Paloma Josse also lives in the building. Acutely intelligent, introspective and philosophical, this 12-year-old views the world as absurd and records her observations about it in her journal. She despises her coddled existence, her older sister Colombe (who is studying at the École normale supérieure), and her well-to-do parents, especially her plant-obsessed mother. After careful consideration of what life is like, Paloma has secretly decided to kill herself on her 13th birthday.

These two characters provide the double narrative of The Elegance of the Hedgehog, and you will — this is going to sound corny — fall in love with both.”

I’m up for falling in love with some characters. It’s summer. Things are free and easy, barefoot, corn on the cob, fireworks, ice cream, beaches and puppies.

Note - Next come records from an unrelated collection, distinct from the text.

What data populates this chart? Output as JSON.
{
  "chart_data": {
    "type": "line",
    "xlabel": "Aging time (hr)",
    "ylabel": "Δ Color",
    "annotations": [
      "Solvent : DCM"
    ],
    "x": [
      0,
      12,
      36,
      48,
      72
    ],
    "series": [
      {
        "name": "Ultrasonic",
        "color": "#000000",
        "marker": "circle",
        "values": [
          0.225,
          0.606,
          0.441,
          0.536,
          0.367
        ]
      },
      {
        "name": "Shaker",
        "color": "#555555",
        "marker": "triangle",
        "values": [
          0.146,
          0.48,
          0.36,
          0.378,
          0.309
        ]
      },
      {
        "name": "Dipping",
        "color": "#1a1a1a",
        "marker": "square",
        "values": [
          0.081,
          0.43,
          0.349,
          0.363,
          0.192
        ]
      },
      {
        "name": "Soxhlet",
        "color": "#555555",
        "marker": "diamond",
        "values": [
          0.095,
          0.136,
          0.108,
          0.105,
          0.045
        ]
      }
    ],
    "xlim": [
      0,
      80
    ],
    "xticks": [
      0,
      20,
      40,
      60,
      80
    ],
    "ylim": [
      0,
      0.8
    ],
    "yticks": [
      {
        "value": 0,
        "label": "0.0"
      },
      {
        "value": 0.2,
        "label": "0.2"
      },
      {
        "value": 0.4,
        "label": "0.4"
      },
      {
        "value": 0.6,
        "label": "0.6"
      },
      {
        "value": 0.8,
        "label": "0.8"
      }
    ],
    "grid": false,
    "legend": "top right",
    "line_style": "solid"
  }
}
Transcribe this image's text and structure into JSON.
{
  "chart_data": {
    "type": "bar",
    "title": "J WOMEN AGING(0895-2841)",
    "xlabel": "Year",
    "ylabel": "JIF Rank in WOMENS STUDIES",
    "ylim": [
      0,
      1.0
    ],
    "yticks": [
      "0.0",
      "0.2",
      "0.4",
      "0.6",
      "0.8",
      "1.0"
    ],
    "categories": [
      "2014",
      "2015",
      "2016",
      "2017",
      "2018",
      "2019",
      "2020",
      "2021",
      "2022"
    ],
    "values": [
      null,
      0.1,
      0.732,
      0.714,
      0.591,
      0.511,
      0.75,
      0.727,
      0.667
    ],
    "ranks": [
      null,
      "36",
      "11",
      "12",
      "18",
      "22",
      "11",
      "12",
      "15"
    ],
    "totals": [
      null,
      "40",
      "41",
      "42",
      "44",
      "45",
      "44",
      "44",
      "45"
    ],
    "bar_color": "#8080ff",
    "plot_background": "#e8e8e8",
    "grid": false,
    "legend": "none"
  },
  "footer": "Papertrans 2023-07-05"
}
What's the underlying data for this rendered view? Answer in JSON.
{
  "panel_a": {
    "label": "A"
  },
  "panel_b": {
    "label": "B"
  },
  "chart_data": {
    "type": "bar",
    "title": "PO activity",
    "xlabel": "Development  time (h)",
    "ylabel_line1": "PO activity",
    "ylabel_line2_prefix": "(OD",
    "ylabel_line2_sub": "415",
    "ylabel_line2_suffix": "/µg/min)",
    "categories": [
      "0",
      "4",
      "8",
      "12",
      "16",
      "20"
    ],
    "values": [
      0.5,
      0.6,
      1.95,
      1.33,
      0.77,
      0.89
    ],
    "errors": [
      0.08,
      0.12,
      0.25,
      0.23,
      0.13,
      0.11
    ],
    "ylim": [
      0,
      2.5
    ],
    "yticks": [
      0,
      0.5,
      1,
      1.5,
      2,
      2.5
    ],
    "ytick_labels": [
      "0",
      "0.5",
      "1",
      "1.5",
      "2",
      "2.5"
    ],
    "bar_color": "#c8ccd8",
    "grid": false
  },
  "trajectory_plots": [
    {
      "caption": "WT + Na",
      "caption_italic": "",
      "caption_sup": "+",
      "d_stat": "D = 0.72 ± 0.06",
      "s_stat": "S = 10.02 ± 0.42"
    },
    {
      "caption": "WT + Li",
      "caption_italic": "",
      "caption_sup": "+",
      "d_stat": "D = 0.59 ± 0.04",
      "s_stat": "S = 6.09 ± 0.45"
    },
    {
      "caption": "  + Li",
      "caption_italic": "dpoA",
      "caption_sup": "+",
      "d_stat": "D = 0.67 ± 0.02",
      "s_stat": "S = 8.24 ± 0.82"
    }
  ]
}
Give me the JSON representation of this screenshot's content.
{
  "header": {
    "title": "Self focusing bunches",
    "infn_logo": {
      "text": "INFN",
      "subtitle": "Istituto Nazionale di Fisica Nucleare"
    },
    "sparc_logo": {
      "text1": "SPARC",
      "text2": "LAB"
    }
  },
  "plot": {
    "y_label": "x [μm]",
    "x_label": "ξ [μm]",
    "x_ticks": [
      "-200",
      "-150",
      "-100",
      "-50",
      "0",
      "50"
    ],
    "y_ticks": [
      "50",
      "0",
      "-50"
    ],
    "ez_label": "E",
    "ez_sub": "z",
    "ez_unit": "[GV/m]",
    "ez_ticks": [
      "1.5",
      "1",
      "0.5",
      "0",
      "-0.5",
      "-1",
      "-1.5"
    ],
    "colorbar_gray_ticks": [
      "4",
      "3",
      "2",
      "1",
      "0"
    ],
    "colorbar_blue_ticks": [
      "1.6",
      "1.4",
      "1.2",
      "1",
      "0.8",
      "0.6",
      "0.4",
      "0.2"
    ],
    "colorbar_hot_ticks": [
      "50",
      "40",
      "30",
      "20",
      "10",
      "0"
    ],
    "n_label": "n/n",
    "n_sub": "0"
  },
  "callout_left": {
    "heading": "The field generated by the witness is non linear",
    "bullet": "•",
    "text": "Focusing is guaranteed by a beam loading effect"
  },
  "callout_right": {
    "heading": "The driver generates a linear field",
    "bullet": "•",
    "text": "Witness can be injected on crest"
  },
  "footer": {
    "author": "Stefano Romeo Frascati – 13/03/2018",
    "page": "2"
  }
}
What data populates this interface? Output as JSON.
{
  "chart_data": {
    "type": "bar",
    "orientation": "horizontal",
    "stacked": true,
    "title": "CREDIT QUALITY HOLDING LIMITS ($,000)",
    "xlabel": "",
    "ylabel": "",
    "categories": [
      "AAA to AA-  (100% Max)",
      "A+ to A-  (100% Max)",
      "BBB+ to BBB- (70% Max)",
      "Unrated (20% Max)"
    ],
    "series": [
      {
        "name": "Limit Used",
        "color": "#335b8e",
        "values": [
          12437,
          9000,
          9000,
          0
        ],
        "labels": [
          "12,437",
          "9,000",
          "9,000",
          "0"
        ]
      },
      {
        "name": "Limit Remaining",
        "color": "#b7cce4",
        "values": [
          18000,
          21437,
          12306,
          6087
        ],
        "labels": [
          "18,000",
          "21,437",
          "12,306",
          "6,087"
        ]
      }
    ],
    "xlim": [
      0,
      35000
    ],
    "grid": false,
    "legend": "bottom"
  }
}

10. Out Stealing Horses by Per Petterson – It’s summer so I do want to read about horses. I gave this book to my dad as a gift and he read it and said he liked it a lot and that’s enough of an endorsement for me.

JV:
Wide Sargasso Sea by Jean Rhys
Consider the Lobster by David Foster Wallace
A Homemade Life by Molly Wizenberg
Mrs. Astor Regrets by Meryl Gordon
And a book by Charles Dickens because I’ve never read any Dickens, really, beyond A Christmas Carol in Disney format and Great Expectations.

And then there’s book club, which will mean four more summer books. June is Carrie by Stephen King. I’ve never read it or seen the movie, either. I started it last night and it’s actually good. It’s the solid, vintage King, not the newer, schlocky King. He’s still got an edge.